Statistical Power in Evaluations That Investigate Effects on Multiple Outcomes

A Guide for Researchers


In education research and in many other fields, researchers are often interested in testing the effectiveness of an intervention on multiple outcomes, for multiple subgroups, at multiple points in time, or across multiple treatment groups. The resulting multiplicity of statistical hypothesis tests can lead to spurious findings of effects. Multiple testing procedures (MTPs) are statistical procedures that counteract this problem by adjusting p-values for effect estimates upward. While MTPs are increasingly used in impact evaluations in education and other areas, an important consequence of their use is a change in statistical power that can be substantial. Unfortunately, researchers frequently ignore the power implications of MTPs when designing studies. Consequently, in some cases, sample sizes may be too small, and studies may be underpowered to detect effects as small as a desired size. In other cases, sample sizes may be larger than needed, or studies may be powered to detect smaller effects than anticipated.

Researchers typically worry that moving from one to multiple hypothesis tests and thus employing MTPs results in a loss of power. However, that need not always be the case. Power is indeed lost if one focuses on individual power: the probability of detecting an effect of a particular size or larger for each particular hypothesis test, given that the effect truly exists. However, in studies with multiplicity, alternative definitions of power exist that in some cases may be more appropriate. For example, when testing for effects on multiple outcomes, one might consider 1-minimal power: the probability of detecting effects of at least a particular size on at least one outcome. Similarly, one might consider ½-minimal power: the probability of detecting effects of at least a particular size on at least ½ of the outcomes. Also, one might consider complete power: the power to detect effects of at least a particular size on all outcomes. The choice of definition of power depends on the objectives of the study and on how the success of the intervention is defined. The choice of definition also affects the overall extent of power.

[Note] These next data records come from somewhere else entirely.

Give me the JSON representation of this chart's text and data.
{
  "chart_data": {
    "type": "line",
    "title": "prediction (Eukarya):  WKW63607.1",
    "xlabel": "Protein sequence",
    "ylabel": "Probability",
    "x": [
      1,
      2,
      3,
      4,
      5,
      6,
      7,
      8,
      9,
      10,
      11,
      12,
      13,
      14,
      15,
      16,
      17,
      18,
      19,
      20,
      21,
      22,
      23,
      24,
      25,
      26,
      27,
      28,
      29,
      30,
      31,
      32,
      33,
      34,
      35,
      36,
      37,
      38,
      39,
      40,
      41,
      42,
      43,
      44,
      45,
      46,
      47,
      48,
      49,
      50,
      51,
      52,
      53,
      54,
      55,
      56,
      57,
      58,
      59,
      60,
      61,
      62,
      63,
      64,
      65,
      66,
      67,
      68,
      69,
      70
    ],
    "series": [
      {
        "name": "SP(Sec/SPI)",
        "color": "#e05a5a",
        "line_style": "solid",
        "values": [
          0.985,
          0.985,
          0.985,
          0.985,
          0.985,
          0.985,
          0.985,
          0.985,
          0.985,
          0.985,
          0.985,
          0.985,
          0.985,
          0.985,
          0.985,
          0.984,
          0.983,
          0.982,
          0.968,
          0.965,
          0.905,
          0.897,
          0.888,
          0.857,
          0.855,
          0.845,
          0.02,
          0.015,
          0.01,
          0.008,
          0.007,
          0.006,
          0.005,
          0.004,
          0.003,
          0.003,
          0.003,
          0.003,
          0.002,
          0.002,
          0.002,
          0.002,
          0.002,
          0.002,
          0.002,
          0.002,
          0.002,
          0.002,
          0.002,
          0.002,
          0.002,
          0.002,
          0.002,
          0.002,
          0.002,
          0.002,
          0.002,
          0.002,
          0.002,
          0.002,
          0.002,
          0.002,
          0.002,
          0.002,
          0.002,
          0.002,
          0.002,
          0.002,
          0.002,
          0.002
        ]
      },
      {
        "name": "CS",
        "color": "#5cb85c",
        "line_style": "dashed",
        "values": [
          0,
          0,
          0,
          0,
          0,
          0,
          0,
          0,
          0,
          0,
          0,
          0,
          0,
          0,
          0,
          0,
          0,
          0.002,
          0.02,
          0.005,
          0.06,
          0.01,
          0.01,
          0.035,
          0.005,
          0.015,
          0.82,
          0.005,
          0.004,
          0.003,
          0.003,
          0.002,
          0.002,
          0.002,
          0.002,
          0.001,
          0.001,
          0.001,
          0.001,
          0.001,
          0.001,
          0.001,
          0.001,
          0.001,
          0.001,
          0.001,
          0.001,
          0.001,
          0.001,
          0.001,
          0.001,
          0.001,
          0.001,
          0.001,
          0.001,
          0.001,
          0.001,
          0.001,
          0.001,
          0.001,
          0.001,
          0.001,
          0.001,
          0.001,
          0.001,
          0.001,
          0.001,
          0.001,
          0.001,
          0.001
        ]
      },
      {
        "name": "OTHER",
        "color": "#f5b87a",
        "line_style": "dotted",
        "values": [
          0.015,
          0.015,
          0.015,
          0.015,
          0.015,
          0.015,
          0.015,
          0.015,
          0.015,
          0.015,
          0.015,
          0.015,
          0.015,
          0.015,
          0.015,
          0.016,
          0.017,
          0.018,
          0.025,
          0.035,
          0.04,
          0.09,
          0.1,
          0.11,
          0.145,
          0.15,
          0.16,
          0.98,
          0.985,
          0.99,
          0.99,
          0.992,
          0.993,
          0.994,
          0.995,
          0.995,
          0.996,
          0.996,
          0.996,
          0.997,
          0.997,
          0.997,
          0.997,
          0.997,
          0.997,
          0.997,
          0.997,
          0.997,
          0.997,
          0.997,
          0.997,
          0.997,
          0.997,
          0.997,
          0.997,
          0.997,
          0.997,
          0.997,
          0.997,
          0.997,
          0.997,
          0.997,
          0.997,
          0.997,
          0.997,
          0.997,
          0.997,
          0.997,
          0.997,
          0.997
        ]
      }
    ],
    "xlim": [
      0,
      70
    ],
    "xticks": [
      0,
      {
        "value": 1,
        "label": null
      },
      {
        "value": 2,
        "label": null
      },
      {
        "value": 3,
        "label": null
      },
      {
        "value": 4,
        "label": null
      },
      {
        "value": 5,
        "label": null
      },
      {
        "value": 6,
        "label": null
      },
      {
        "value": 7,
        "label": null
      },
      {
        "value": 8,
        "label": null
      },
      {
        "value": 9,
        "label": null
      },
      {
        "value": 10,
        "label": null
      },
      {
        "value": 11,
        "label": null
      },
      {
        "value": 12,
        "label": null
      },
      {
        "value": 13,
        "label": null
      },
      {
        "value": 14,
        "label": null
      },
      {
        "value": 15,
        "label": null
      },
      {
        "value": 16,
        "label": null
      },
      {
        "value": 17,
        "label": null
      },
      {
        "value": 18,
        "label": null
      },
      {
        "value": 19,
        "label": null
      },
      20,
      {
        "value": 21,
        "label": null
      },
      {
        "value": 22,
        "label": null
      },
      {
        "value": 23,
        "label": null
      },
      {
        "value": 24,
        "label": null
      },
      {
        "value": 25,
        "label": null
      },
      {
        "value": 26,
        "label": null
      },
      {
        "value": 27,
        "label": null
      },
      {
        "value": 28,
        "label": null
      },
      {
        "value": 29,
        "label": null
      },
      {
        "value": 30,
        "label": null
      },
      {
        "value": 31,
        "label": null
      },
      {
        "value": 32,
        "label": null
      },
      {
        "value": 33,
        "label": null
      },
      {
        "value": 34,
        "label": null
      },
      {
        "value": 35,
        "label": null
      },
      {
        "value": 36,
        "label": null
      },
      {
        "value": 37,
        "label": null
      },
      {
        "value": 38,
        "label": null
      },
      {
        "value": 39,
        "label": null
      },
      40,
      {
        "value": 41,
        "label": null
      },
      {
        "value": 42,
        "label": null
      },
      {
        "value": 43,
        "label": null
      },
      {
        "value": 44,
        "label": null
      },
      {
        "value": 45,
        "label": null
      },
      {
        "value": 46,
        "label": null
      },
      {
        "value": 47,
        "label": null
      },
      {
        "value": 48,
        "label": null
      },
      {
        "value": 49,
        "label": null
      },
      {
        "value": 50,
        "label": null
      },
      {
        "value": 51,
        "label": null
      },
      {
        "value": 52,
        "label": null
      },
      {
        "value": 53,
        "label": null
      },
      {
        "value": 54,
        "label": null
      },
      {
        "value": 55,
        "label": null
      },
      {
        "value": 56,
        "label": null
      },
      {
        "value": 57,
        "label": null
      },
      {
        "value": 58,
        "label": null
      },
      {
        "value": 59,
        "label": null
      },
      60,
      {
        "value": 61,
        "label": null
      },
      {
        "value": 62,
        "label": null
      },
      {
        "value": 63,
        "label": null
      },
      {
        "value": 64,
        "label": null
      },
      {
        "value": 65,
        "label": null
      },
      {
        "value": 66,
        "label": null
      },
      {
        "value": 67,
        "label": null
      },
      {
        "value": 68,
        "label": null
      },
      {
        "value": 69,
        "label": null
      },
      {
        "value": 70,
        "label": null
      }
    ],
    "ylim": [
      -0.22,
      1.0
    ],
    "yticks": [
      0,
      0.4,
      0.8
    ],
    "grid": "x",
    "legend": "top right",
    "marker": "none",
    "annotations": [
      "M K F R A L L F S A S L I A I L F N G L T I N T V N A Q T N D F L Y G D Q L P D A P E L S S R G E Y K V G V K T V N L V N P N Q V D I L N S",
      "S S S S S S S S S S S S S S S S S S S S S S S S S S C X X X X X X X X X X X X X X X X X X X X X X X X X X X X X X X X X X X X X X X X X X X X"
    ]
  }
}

This paper presents methods for estimating statistical power, for multiple definitions of statistical power, when applying any of five common MTPs — Bonferroni, Holm, single-step and step-down versions of Westfall-Young, and Benjamini-Hochberg. The paper also presents empirical findings on how power is affected by the use of MTPs. To contain its scope, the paper focuses on multiplicity that results from estimating effects on multiple outcomes. The paper also focuses on the simplest research design and analysis plan that education studies typically use in practice: a multisite, randomized controlled trial (RCT) with the blocked randomization of individuals, in which effects are estimated using a model with block-specific intercepts and with the assumption of constant effects across blocks. However, the power estimation methods presented can easily be extended to other modeling assumptions and other study designs.